Avec un éclat de rire, elle entra dans le Castel-Roulant, pour en sortir bientôt, portant, drapé autour de sa tête, un tapis de table au dessein bigarré et aux brillantes couleurs.

— Où vas tu, Dolorès ? demanda Marcelle. Et pourquoi t’es-tu accoutrée ainsi ?

— Laisse faire ! répondit Dolorès, qui riait jusqu’aux larmes.

Le jeune cavalier passait devant le campement, quand Dolorès, s’avançant sur la route, dit, d’une voix qu’elle essaya de rendre nasillarde :

— Mon bon monsieur, désirez-vous que je vous dise la bonne aventure ? Je le ferai… si vous y mettez le prix.

— Certainement ! Certainement ! répondit le jeune homme, en souriant, d’un air fort amusé. Puis il tendit la main droite, sur laquelle il déposa une pièce de monnaie.

— Monsieur, dit Dolorès, je connais l’avenir, et je vous prédis que deux étoiles surgiront à l’horizon de votre vie, deux étoiles, brillantes et belles ; mais l’une d’elles…

— Dolorès ! cria Henri Fauvet, qui, à ce moment, arrivait sur la scène. Mais, ma pauvre enfant…

— Je vous en prie, Monsieur, dit le jeune étranger, ne grondez pas votre jeune fille ! J’ai été beaucoup amusé, vous savez !… Mlle  Dolorès, reprit-il, en s’adressant à cette dernière, je vous aurais vraiment prise pour une bohémienne, diseuse de bonne aventure, vous le pensez bien, n’eut été que j’ai vu passer le Castel-Roulant, il y a à peu près quinze jours, et je savais que cette roulotte ne contenait pas des saltimbanques… Mais, permettez que je me présente, Mademoiselle et Monsieur ; je suis votre plus proche voisin, car je ne demeure qu’à cinq milles de cet endroit, et je me nomme Raymond Le Briel.

— Ah ! fit Henri Fauvet. C’est à vous, alors, cette magnifique propriété que nous avons vue, en passant : l’Eden ?

— Oui, Monsieur, l’Eden est ma propriété.

— Je suis heureux de faire votre connaissance, M. Le Briel, dit Henri Fauvet.

— Peut-être aurai-je l’heureuse chance de vous recevoir chez moi, Monsieur ? fit Raymond Le Briel. Rien ne me ferait plus plaisir.

— Merci, M. Le Briel. J’accepte votre invitation, certes. Nous ne quitterons pas les environs sans aller vous voir. Moi, j’ai nom Henri Fauvet, et cette jeune fille se nomme Dolorès Lecoupret… Et voici ma fille Marcelle, dit Henri Fauvet, car Marcelle venait de se joindre à eux.

Raymond Le Briel eut une exclamation étouffée de surprise et d’admiration, en apercevant Marcelle ; jamais il n’avait vu ou rêvé plus exquise créature.

On garda Raymond à souper, et quand il partit, il avait la promesse que le Castel-Roulant s’arrêterait à l’Eden, à son voyage de retour.

Raymond Le Briel était célibataire ; il vivait seul, à l’Eden, avec ses domestiques.
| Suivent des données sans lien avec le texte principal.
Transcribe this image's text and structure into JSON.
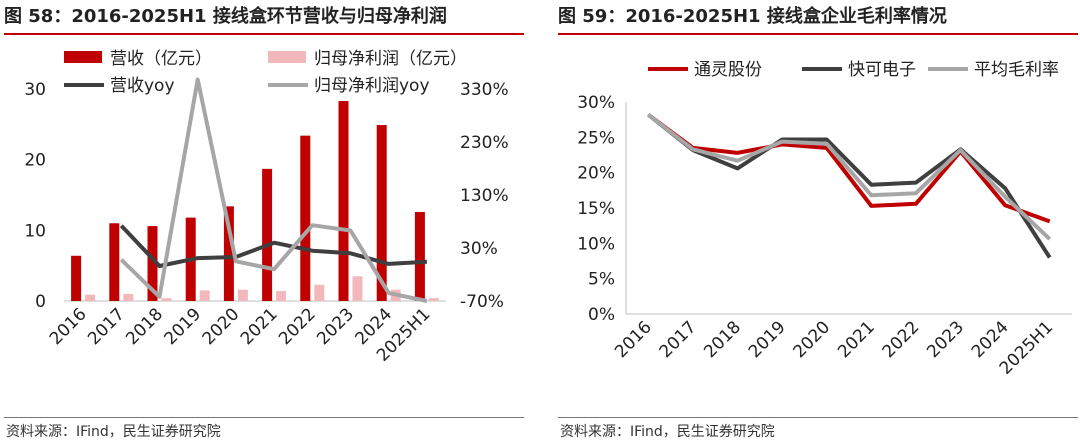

Après le départ de Raymond, Henri Fauvet, Marcelle et Dolorès allèrent faire une longue promenade à pied, puis, de retour au campement, chacun alla se coucher ; les domestiques dormaient, depuis assez longtemps déjà. Le grand air est un remède infaillible contre l’insomnie. Bientôt, tout était silencieux, dans le Castel-Roulant et sous la tente.

Il pouvait être minuit, quand Henri Fauvet s’éveilla soudain. Quelque chose l’avait tiré de son sommeil… Qu’était-ce ?… Il prêta l’oreille ; mais le seul bruit qui lui parvint ce fut celui du vent, qui s’était élevé et qui soufflait assez fort. Il allait donc essayer de se rendormir, quand il s’assit tout droit dans son hamac, comme mu par un ressort, et une expression d’étonnement se peignit sur son visage : il entendait, distinctement, le tintement d’une cloche.

— Une cloche qui tinte ! Dans cette solitude ! se dit-il. Mais… je dois rêver !… Il n’y a ni village ni hameau, d’ici à vingt milles, pour le moins !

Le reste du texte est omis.